O que queremos é o mesmo estatuto e a equiparação a um órgão nuclear do Estado.
Não há avanços, então.
Quando esta discussão é levada à Assembleia da República, toda a gente diz “sim senhor”. No Governo, viram o bico ao prego.
A última reunião com o secretário de Estado dos Assuntos Fiscais foi há quase um ano e só houve promessas. Há um autismo completo, não se consegue falar com ele. Mas acredito que aquilo que se está a passar na Justiça irá obrigar a que nos atribuam o vínculo.
Um exemplo: estamos a trabalhar com uma base de dados que é mais completa do que a da PJ, com acesso a cadastros e a penhoras, mas o ridículo é que, das entidades com competência para penhorar, só os chefes de Finanças não têm vínculo à função pública, o que diminui a sua autoridade.
Quais são as consequências?
Os trabalhadores da Autoridade Tributária e Aduaneira são individualmente responsáveis pelos atos que praticam, enquanto nos casos da PJ e do SEF, por exemplo, o Estado assume a responsabilidade.
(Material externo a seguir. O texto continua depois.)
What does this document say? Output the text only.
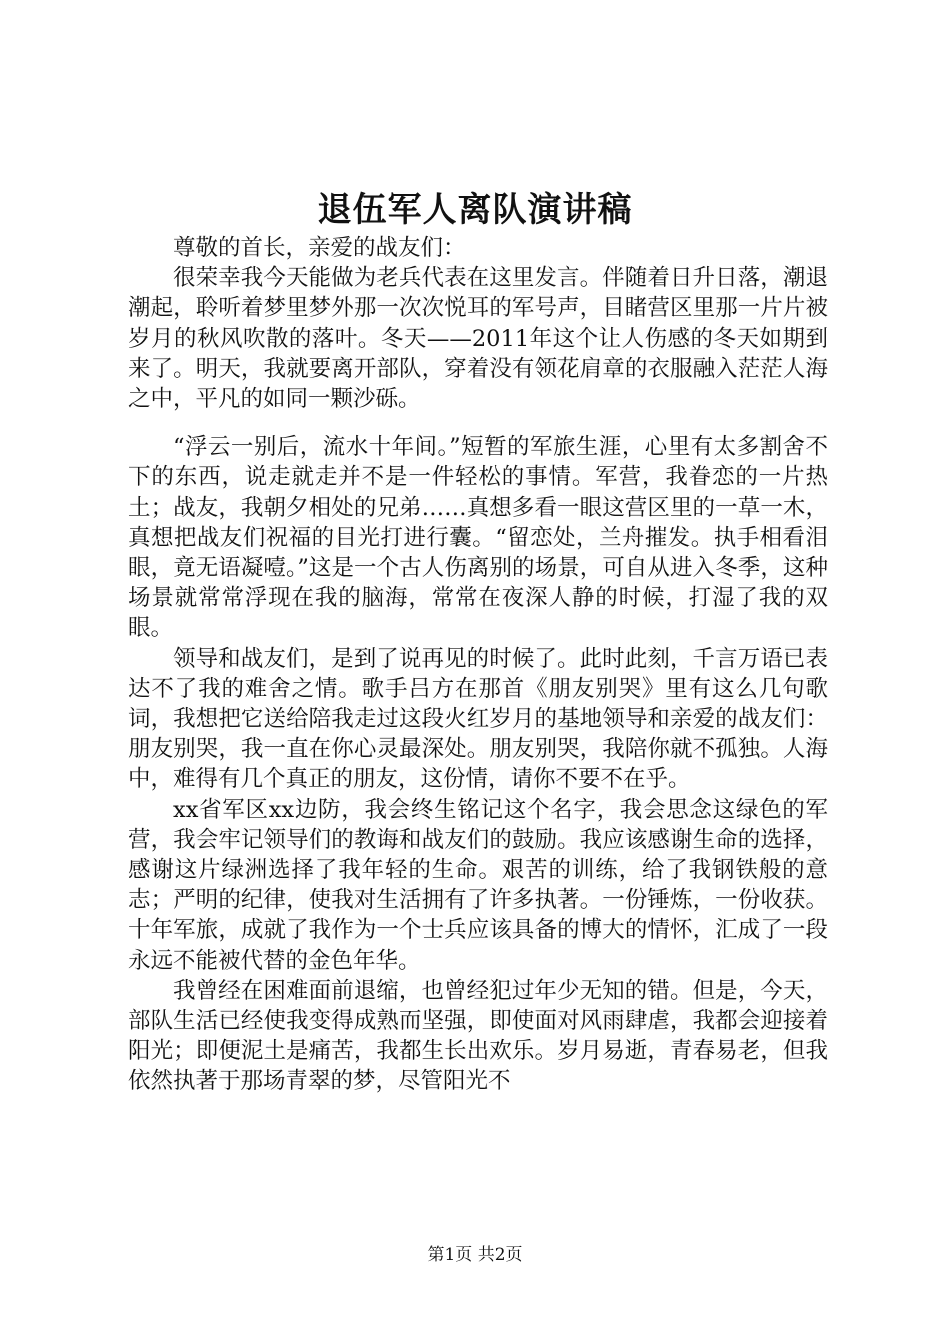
退伍军人离队演讲稿

尊敬的首长，亲爱的战友们：

很荣幸我今天能做为老兵代表在这里发言。伴随着日升日落，潮退潮起，聆听着梦里梦外那一次次悦耳的军号声，目睹营区里那一片片被岁月的秋风吹散的落叶。冬天——2011年这个让人伤感的冬天如期到来了。明天，我就要离开部队，穿着没有领花肩章的衣服融入茫茫人海之中，平凡的如同一颗沙砾。

“浮云一别后，流水十年间。”短暂的军旅生涯，心里有太多割舍不下的东西，说走就走并不是一件轻松的事情。军营，我眷恋的一片热土；战友，我朝夕相处的兄弟……真想多看一眼这营区里的一草一木，真想把战友们祝福的目光打进行囊。“留恋处，兰舟摧发。执手相看泪眼，竟无语凝噎。”这是一个古人伤离别的场景，可自从进入冬季，这种场景就常常浮现在我的脑海，常常在夜深人静的时候，打湿了我的双眼。

领导和战友们，是到了说再见的时候了。此时此刻，千言万语已表达不了我的难舍之情。歌手吕方在那首《朋友别哭》里有这么几句歌词，我想把它送给陪我走过这段火红岁月的基地领导和亲爱的战友们：朋友别哭，我一直在你心灵最深处。朋友别哭，我陪你就不孤独。人海中，难得有几个真正的朋友，这份情，请你不要不在乎。

xx省军区xx边防，我会终生铭记这个名字，我会思念这绿色的军营，我会牢记领导们的教诲和战友们的鼓励。我应该感谢生命的选择，感谢这片绿洲选择了我年轻的生命。艰苦的训练，给了我钢铁般的意志；严明的纪律，使我对生活拥有了许多执著。一份锤炼，一份收获。十年军旅，成就了我作为一个士兵应该具备的博大的情怀，汇成了一段永远不能被代替的金色年华。

我曾经在困难面前退缩，也曾经犯过年少无知的错。但是，今天，部队生活已经使我变得成熟而坚强，即使面对风雨肆虐，我都会迎接着阳光；即便泥土是痛苦，我都生长出欢乐。岁月易逝，青春易老，但我依然执著于那场青翠的梦，尽管阳光不

第1页 共2页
Isto faz com que, na execução de determinadas ações, os trabalhadores da AT se sintam mais constrangidos.
Tem havido vários processos contra a AT, movidos por grandes sociedades de advogados, com base numa alegada falta de legitimidade dos trabalhadores desta área para efetuarem determinados atos. Mas têm aparecido outras situações.
Quais?
Há umas semanas surgiu, no Governo, uma proposta do Ministério da Justiça, no sentido de limitar as escutas telefónicas à PJ.
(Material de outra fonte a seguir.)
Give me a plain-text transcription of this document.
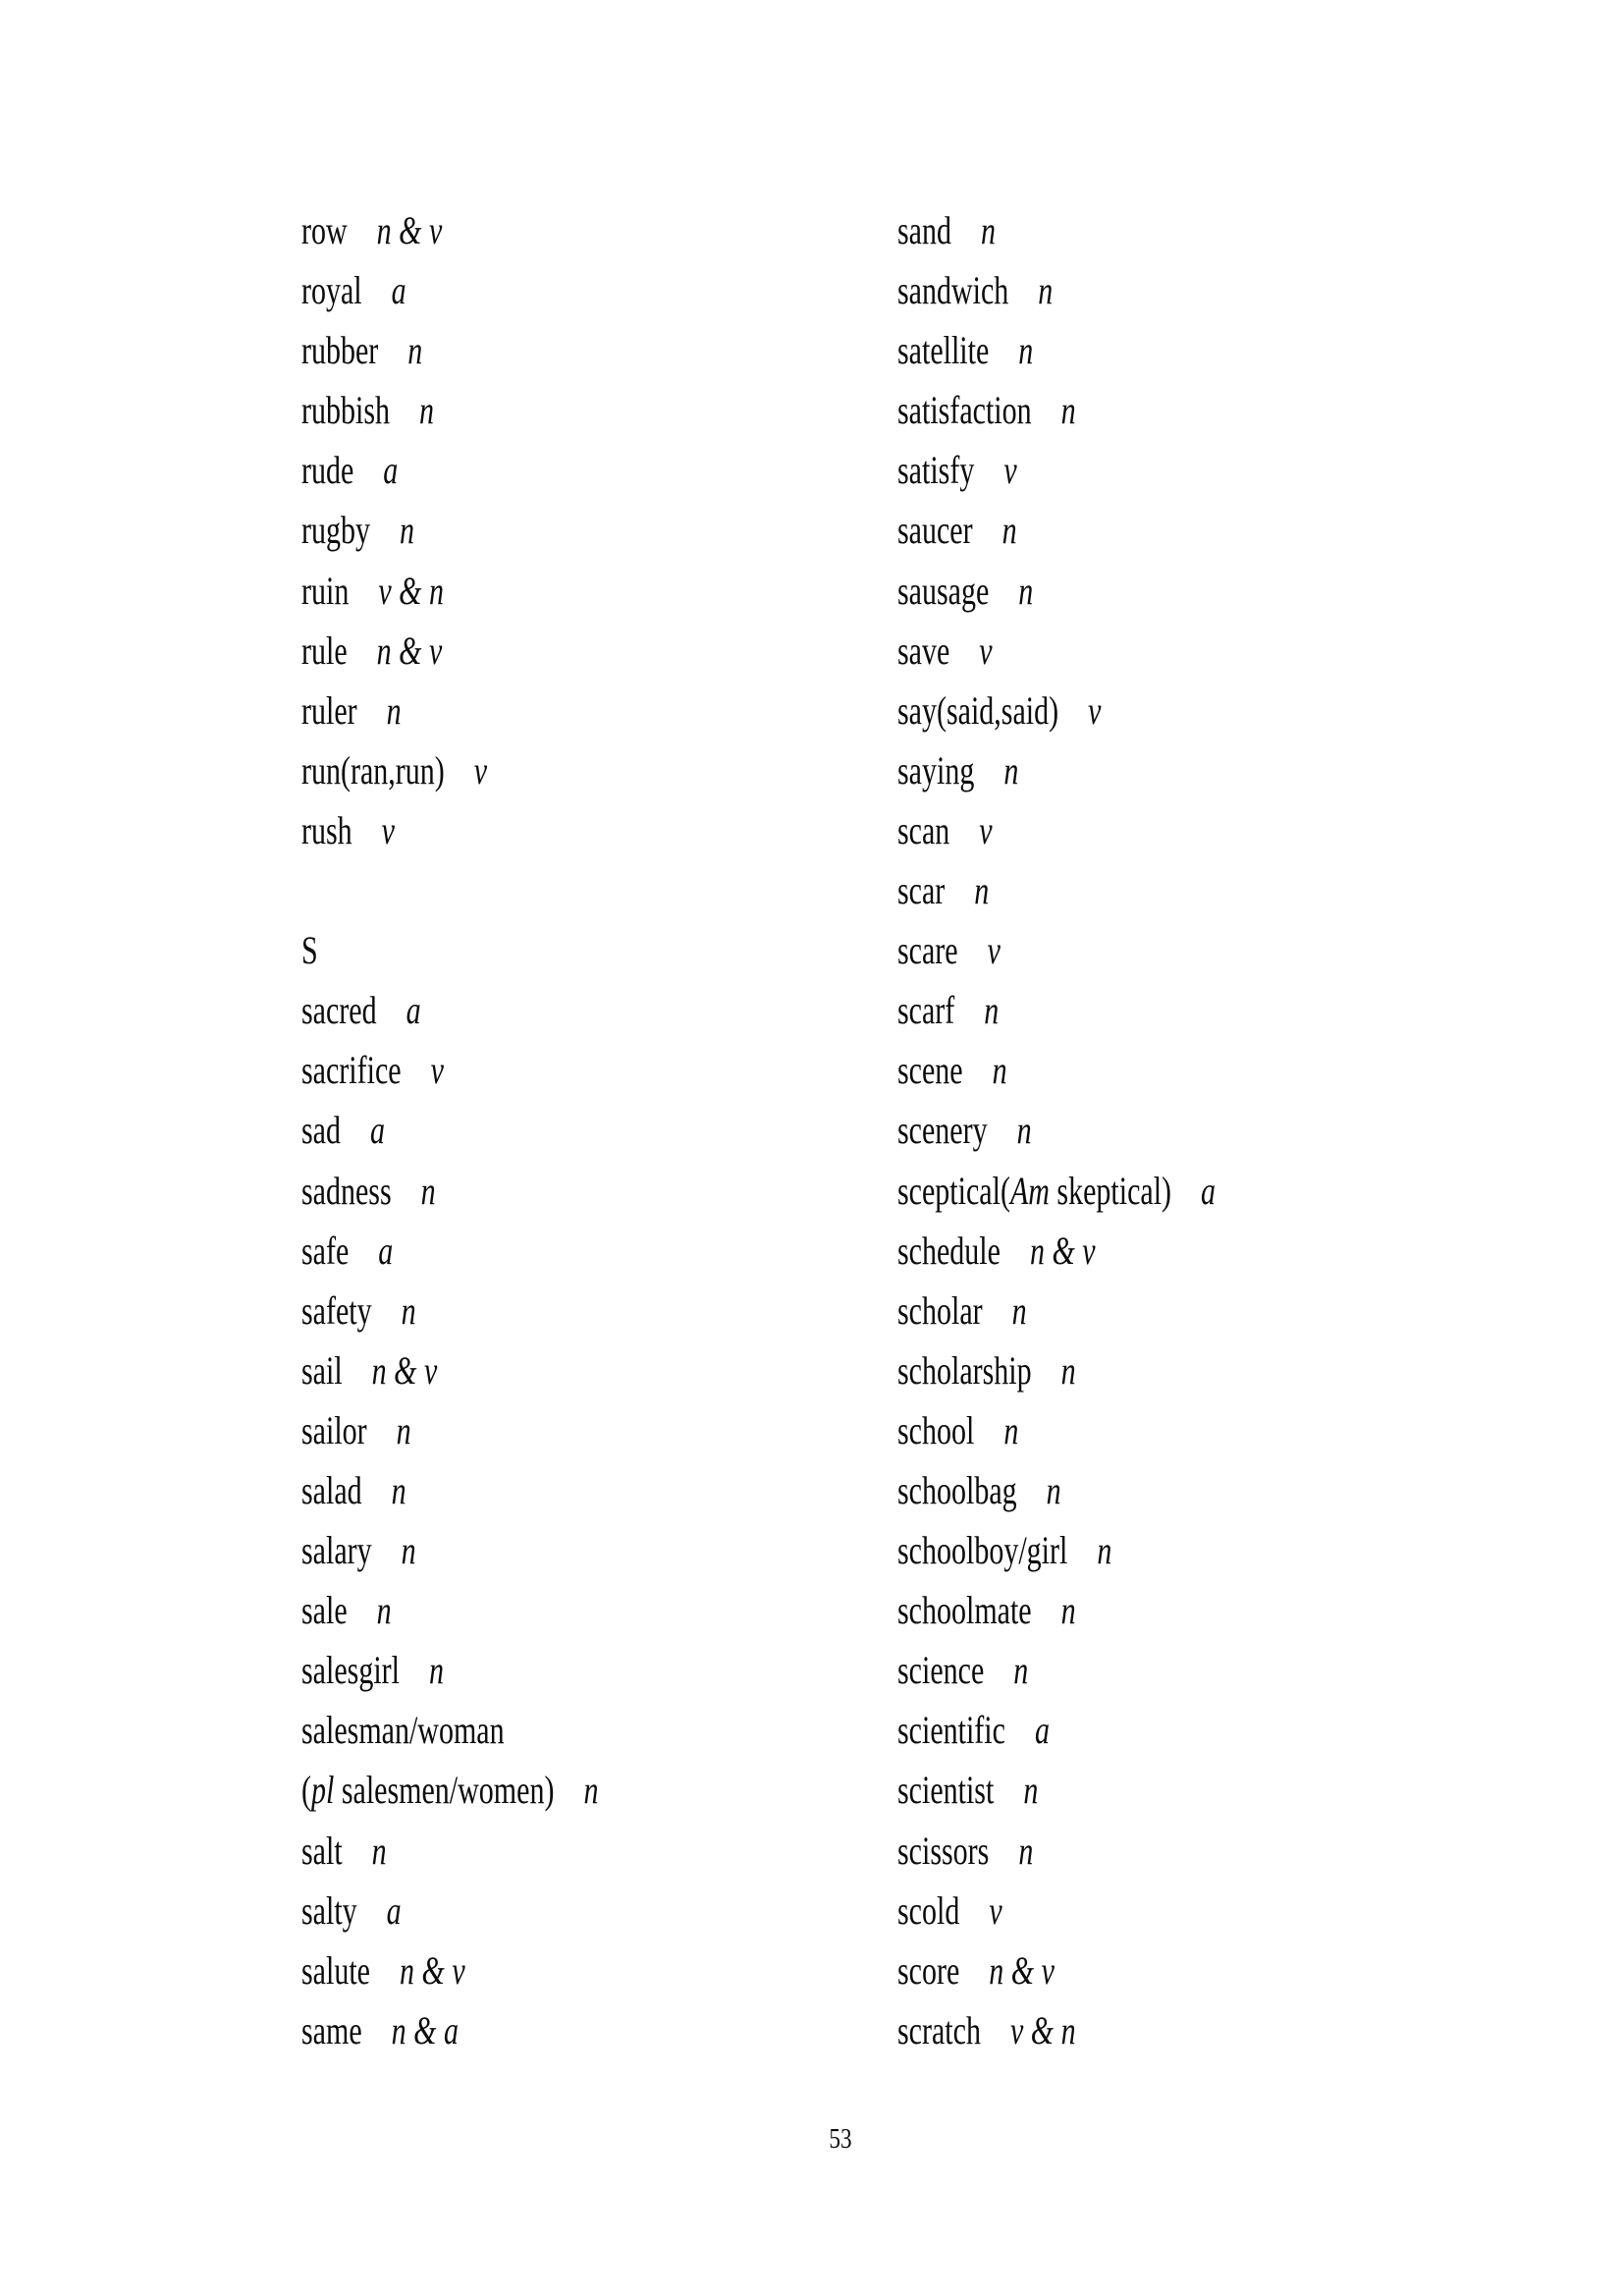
row n & v
royal a
rubber n
rubbish n
rude a
rugby n
ruin v & n
rule n & v
ruler n
run(ran,run) v
rush v
S
sacred a
sacrifice v
sad a
sadness n
safe a
safety n
sail n & v
sailor n
salad n
salary n
sale n
salesgirl n
salesman/woman
(pl salesmen/women) n
salt n
salty a
salute n & v
same n & a
sand n
sandwich n
satellite n
satisfaction n
satisfy v
saucer n
sausage n
save v
say(said,said) v
saying n
scan v
scar n
scare v
scarf n
scene n
scenery n
sceptical(Am skeptical) a
schedule n & v
scholar n
scholarship n
school n
schoolbag n
schoolboy/girl n
schoolmate n
science n
scientific a
scientist n
scissors n
scold v
score n & v
scratch v & n
53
Na prática, e sem rodeios, a intenção visa limitar a ação da AT, nos processos Monte Branco e outros, grande parte deles assentes em escutas. Mas a proposta acabou por sair da agenda do Conselho de Ministros.
Os inspetores tributários deixariam de ter acesso às escutas?
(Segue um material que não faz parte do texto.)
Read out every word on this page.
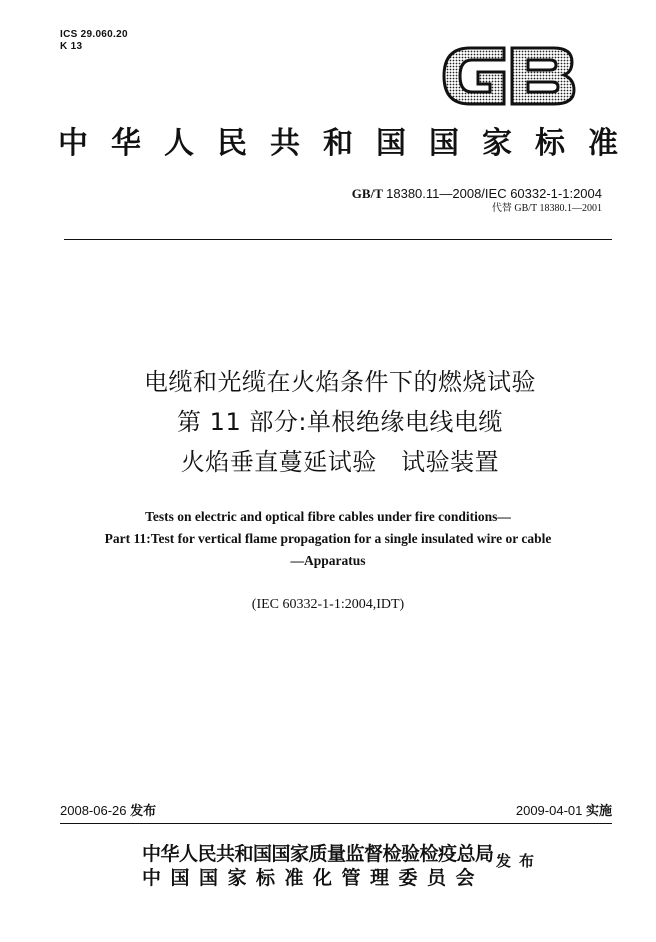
ICS 29.060.20
K 13
中 华 人 民 共 和 国 国 家 标 准
GB/T 18380.11—2008/IEC 60332-1-1:2004
代替 GB/T 18380.1—2001
电缆和光缆在火焰条件下的燃烧试验
第 11 部分:单根绝缘电线电缆
火焰垂直蔓延试验   试验装置
Tests on electric and optical fibre cables under fire conditions—
Part 11:Test for vertical flame propagation for a single insulated wire or cable
—Apparatus
(IEC 60332-1-1:2004,IDT)
2008-06-26 发布	2009-04-01 实施
中华人民共和国国家质量监督检验检疫总局
中国国家标准化管理委员会
发布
Atualmente, eles não têm apenas acesso às escutas, eles fazem escutas! Com a proposta do Governo, deixariam de fazer.
Relaciona o surgimento dessa proposta com notícias sobre o caso Tecnoforma, envolvendo o primeiro-ministro, por exemplo?
Tem a ver com o facto de Pedro Passos Coelho ter sido apanhado nas escutas. Quando o assunto chegou aí a reação foi: “Alto e para o baile, isto não pode acontecer.”
O que perde o Estado com a fragilidade da AT?
Este foco de grandes investigações, das operações Furacão e Monte Branco, do BES, etc, acontece num quadro extremamente frágil para a Autoridade Tributária e Aduaneira, só colmatado pela coragem de uma pessoa e de uma equipa.Se tivéssemos um quadro mais propício, as investigações ocorreriam um pouco por todo o País, teriam uma dimensão mais abrangente e haveria uma limpeza a nível de processos de corrupção.
Mas quantos elementos compõem essa equipa? Na Operação Marquês falou-se de dezenas de agentes da Autoridade Tributária.
Sim, mas isso foi para esta operação. A equipa que, há anos, trabalha praticamente em permanência com o DCIAP tem à volta de vinte elementos.
Como funciona a requisição desses inspetores tributários pelo DCIAP?
O DCIAP indigita uma equipa ou determinados elementos como órgão de polícia criminal e confere-lhes um mandato para uma diligência ou conjunto de ações. É este o quadro legal em que atuam.
Este Governo não quer combater a fraude e à evasão fiscal?
É uma leitura. Ao não proporcionar à AT um quadro legal fortalecido para praticar as suas ações e impor a justiça fiscal está a contribuir para que esse combate se resuma a situações muito esporádicas e não seja feito de forma sistemática e sustentada.
Tendo em conta a envergadura das ações e o elevado número de agentes tributários envolvidos, a Operação Marquês teria sido possível sem carta branca da secretaria de Estado dos Assuntos Fiscais?
O DCIAP tem competência para decidir sozinho.
Mas se me pergunta se o secretário de Estado dos Assuntos Fiscais teve ou não conhecimento é outra história. Tudo indicia aproveitamento político. Foi a primeira vez que a Autoridade Tributária e Aduaneira efetuou prisões. Não foi chamada a PJ, o que seria normal. É uma situação anómala. Nestes moldes, é inédita.